Cumplió su sueño: recorrió el mundo en bicicleta durante cuatro años

Un ingeniero noruego dejó su carrera para pedalear por 50 países durante casi 4 años, transformando su vida. Cubrió 55,000 km, enfrentando temperaturas extremas y descubriendo la bondad humana.

Andreas Graf, de 31 años, cambió la rutina de Oslo por una bicicleta, completando una vuelta al mundo de 55,000 kilómetros a lo largo de 3 años y 8 meses.

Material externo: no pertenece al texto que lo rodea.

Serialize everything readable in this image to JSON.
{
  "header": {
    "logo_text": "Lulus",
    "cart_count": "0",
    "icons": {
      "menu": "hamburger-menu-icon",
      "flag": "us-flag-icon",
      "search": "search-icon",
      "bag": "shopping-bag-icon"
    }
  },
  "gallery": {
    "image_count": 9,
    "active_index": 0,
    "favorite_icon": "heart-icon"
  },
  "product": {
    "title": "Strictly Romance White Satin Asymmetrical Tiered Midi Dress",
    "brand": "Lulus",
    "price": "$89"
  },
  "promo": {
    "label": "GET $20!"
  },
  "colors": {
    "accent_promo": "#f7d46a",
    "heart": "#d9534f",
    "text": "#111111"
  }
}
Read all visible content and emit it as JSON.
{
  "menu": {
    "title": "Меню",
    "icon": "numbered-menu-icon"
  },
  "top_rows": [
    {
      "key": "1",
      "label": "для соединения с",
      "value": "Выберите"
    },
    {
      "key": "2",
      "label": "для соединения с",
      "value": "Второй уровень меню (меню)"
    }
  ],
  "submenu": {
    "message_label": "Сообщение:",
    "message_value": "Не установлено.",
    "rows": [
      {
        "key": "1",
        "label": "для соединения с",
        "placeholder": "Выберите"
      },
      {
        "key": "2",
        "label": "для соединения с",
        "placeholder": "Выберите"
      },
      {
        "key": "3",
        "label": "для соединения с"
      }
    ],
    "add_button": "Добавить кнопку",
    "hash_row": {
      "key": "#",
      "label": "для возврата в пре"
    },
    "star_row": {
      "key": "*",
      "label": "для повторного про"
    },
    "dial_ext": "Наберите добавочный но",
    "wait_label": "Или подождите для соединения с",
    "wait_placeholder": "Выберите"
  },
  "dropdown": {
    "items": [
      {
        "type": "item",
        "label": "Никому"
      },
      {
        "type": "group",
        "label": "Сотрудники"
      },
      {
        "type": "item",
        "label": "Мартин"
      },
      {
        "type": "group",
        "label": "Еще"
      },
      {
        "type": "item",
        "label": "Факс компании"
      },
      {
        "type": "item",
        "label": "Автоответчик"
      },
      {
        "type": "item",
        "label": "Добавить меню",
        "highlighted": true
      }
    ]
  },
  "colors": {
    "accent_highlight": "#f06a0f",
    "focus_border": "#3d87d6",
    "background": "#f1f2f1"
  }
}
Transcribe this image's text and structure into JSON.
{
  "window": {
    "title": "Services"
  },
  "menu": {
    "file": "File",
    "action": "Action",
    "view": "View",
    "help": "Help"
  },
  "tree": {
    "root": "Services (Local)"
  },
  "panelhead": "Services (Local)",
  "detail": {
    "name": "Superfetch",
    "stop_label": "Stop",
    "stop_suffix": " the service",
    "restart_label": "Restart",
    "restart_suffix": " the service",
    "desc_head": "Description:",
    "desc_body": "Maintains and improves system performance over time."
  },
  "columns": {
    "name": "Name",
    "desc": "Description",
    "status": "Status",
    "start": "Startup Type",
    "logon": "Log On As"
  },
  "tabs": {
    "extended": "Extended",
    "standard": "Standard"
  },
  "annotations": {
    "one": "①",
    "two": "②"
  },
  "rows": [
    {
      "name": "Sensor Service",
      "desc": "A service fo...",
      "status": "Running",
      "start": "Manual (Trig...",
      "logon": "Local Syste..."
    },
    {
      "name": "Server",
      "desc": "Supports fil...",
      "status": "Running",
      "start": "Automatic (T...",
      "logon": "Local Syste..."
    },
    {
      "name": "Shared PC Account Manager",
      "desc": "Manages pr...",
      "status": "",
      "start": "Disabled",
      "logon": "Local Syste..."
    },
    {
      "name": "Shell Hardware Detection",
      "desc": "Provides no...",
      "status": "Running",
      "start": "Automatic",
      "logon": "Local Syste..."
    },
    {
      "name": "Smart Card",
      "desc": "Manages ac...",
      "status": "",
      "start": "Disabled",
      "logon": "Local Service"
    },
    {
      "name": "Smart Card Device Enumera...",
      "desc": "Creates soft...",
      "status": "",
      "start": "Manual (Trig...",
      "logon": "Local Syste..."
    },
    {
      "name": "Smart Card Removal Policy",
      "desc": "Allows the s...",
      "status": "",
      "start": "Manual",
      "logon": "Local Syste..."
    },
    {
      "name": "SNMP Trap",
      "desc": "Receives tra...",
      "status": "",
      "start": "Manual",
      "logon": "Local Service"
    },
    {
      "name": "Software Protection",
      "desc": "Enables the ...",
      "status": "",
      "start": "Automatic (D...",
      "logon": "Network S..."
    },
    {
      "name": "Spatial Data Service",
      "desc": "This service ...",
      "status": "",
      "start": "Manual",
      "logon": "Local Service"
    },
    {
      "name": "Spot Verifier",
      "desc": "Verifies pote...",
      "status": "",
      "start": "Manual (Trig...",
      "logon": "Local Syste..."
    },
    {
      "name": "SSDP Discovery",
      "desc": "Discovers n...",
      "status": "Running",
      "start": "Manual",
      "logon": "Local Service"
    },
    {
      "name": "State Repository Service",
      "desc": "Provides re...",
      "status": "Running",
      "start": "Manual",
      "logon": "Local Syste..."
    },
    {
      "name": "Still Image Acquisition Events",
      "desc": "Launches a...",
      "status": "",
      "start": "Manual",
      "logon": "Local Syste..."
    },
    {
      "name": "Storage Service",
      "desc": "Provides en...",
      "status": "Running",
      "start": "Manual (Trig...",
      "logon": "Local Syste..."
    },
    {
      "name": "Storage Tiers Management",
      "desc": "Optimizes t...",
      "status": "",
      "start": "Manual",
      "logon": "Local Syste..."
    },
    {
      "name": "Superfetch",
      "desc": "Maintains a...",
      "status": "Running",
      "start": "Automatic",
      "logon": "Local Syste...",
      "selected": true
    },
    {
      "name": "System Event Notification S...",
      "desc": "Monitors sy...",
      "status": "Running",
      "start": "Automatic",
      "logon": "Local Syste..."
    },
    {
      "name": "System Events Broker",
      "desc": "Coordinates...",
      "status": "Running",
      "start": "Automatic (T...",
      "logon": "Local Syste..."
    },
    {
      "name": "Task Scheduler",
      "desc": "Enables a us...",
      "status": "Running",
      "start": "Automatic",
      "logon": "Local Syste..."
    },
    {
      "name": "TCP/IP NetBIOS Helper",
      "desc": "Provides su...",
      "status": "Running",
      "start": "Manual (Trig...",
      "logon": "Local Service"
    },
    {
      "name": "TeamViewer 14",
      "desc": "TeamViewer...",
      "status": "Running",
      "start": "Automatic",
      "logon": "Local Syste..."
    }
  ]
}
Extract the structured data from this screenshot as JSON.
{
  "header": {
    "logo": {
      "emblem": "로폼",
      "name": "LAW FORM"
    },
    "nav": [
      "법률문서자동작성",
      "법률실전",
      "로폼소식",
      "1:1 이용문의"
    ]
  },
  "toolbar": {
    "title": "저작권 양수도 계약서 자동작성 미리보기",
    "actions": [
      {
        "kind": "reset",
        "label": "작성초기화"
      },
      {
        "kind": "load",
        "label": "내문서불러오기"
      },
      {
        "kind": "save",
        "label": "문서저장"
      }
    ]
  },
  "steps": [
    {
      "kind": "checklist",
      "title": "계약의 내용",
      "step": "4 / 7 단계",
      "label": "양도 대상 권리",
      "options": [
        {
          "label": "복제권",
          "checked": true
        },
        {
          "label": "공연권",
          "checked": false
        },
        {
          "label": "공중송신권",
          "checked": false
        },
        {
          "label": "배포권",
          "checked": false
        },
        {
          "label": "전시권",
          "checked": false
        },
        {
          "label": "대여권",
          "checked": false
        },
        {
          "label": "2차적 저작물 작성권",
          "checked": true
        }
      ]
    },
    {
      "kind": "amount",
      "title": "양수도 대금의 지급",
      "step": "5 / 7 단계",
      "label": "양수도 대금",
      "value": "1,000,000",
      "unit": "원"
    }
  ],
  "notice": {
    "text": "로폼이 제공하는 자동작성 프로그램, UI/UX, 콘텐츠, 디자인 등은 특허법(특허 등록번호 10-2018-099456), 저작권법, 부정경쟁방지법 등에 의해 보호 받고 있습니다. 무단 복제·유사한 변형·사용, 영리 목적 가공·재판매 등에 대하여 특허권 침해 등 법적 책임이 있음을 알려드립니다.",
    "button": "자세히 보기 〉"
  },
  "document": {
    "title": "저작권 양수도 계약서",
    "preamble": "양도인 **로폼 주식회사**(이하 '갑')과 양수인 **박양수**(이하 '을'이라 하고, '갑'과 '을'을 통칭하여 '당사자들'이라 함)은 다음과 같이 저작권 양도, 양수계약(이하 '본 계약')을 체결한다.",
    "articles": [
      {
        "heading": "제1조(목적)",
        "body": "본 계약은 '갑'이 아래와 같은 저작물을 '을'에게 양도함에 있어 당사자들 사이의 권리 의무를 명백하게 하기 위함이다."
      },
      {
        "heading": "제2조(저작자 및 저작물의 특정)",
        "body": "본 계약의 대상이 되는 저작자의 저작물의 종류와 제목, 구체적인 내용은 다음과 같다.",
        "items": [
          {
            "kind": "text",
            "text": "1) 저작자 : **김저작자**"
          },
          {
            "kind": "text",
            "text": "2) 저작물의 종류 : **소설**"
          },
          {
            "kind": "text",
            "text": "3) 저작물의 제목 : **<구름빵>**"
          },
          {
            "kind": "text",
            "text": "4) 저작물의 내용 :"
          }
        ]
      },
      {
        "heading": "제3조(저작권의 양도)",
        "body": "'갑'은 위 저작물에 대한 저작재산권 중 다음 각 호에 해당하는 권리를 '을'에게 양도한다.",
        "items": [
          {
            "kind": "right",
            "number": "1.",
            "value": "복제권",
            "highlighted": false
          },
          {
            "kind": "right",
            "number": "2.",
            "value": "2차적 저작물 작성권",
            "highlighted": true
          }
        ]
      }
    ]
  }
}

Su viaje épico, que terminó el 23 de diciembre de 2025, abarcó 50 países y 5 continentes.

Según la investigación publicada por The Guardian, la pandemia global de COVID-19 desató una ola de anhelo por viajar, y en países nórdicos como Noruega, la idea de “desconectar” de la vida corporativa para una gran aventura no es tan inusual. Muchas familias incluso sacan a sus hijos de la escuela para expediciones prolongadas, reflejando una mentalidad arraigada de exploración.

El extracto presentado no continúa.